By Josh LaBella
The West Shore Fire Department extended the contract with its firefighters for for two years last week, which resulted in 0 percent increases in wages. The decision was made to minimize the mill rate increase the district would be subject to in the next fiscal year. The 28 firefighters voted unanimously to approve the deal.
West Shore Fire Department Chief Stephen Scafariello said the department would have originally seen a 1.17 percent pay increase this year with the contract ending next year.
“They did it to offset the cost to the taxpayers,” said Scafariello.
Scafariello said the extension was negotiated with the West Shore Board of Fire Commissioners. At their meeting on May 3, Scafariello said the citizens in attendance seemed appreciative of the decision.
Robert Bruneau, a commissioner of the board said they had been in negotiation with the union for the last couple of weeks. He said by extending the contract they saved the fire district about $135,000 a year, or $270,000.
“The motivation behind that was to the West Shore taxpayers a little bit of a break where we could,” said Bruneau. “We lost a bit of pilot funding from the state of Connecticut and in losing that we clearly had a problem going into the next year or two.”
Bruneau said the pilot funding the district lost from the state amounted to about $220,000 for the year. He added the state is also requiring them to match a higher percentage of the department’s Municipal Employees Retirement Fund.
According to Bruneau, the contract extension resulted in an increase of a quarter mill for district taxpayers opposed to half a mill or higher.
“For [the union] to do that, that’s huge,” said Bruneau. “For the commission to be able to do that with the body, it’s a big thing. We were able to ease the burden on West Shore taxpayers.”

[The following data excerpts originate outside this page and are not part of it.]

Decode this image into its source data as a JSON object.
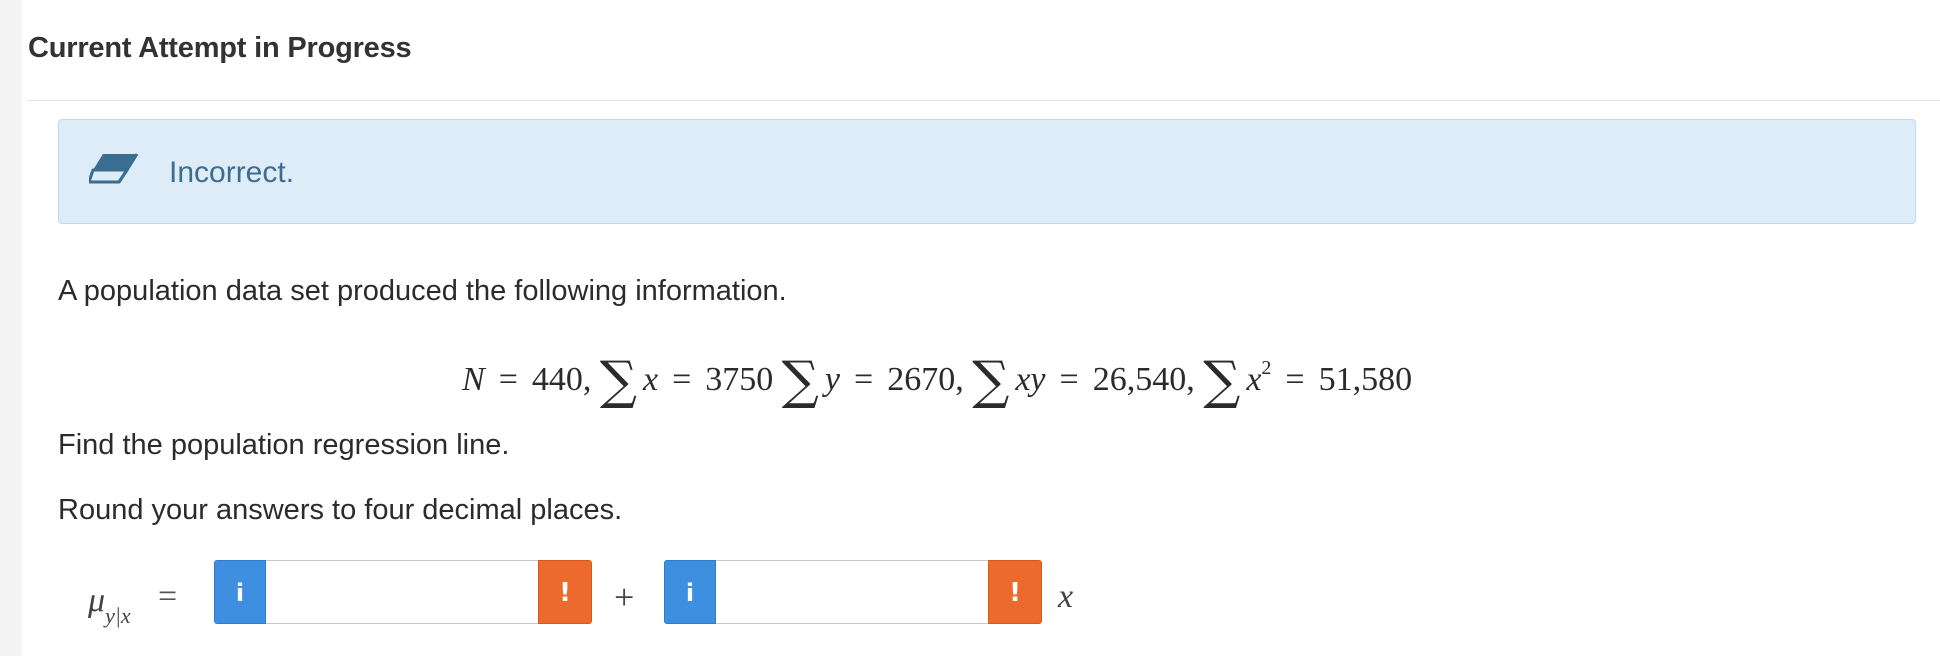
{
  "header": {
    "title": "Current Attempt in Progress"
  },
  "feedback": {
    "status_text": "Incorrect.",
    "icon": "eraser-icon"
  },
  "question": {
    "intro": "A population data set produced the following information.",
    "formula": {
      "N_label": "N",
      "N_value": "440,",
      "sum_x_var": "x",
      "sum_x_value": "3750",
      "sum_y_var": "y",
      "sum_y_value": "2670,",
      "sum_xy_var": "xy",
      "sum_xy_value": "26,540,",
      "sum_x2_var": "x",
      "sum_x2_exp": "2",
      "sum_x2_value": "51,580",
      "sigma": "∑",
      "equals": "="
    },
    "task": "Find the population regression line.",
    "instruction": "Round your answers to four decimal places."
  },
  "answer": {
    "mu_symbol": "μ",
    "mu_subscript": "y|x",
    "equals": "=",
    "plus": "+",
    "variable": "x",
    "info_glyph": "i",
    "warn_glyph": "!",
    "intercept_value": "",
    "slope_value": "",
    "colors": {
      "info": "#3f8fe0",
      "warning": "#ec6a2c"
    }
  }
}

Bruneau said the collaboration between the commission and the union was phenomenal.
Chris Haley, the union representative for the West Shore Fire Department, said the initial contract the department was working under ended July 1, 2020. He said they would have entered negotiations in December or January.
Haley said the department felt good about the decision. He said it was no secret the city has financial problems.

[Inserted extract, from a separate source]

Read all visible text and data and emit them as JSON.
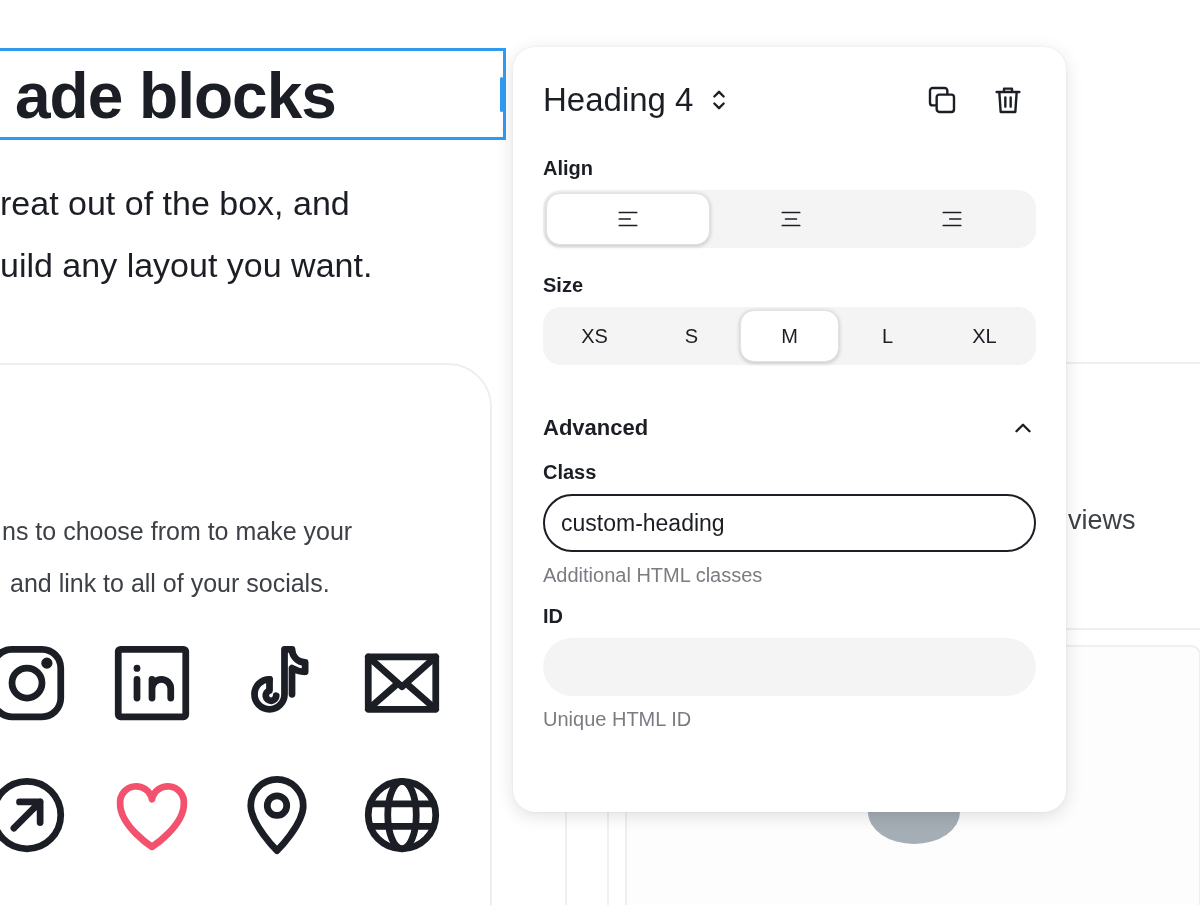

“I would be a fool to say that anybody is happy to pass up raises,” said Haley. “This would be six zeros that I’ve had in my career. But it passed unanimously. I think a lot of our guys understand that there is a lot of financial hardship in the city.”

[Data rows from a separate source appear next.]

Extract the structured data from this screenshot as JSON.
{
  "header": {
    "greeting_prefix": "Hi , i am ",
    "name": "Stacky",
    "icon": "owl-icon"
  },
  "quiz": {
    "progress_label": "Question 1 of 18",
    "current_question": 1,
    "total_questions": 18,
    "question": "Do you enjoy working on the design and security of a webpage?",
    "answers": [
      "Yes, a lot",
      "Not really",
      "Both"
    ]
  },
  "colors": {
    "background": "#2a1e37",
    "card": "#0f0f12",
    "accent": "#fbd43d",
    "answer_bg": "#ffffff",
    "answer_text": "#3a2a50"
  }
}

According to Haley, there is a good relationship between the department and the commission. He said when all sides understand of the situation it makes it a lot easier to negotiate.
“I’m remarkably proud of my guys for understanding the situation that’s going on,” said Haley, “in peoples home and for the city government.”
Haley said the response from the community was phenomenal and he is glad to know the fire department has their support. He said the city is all in it together.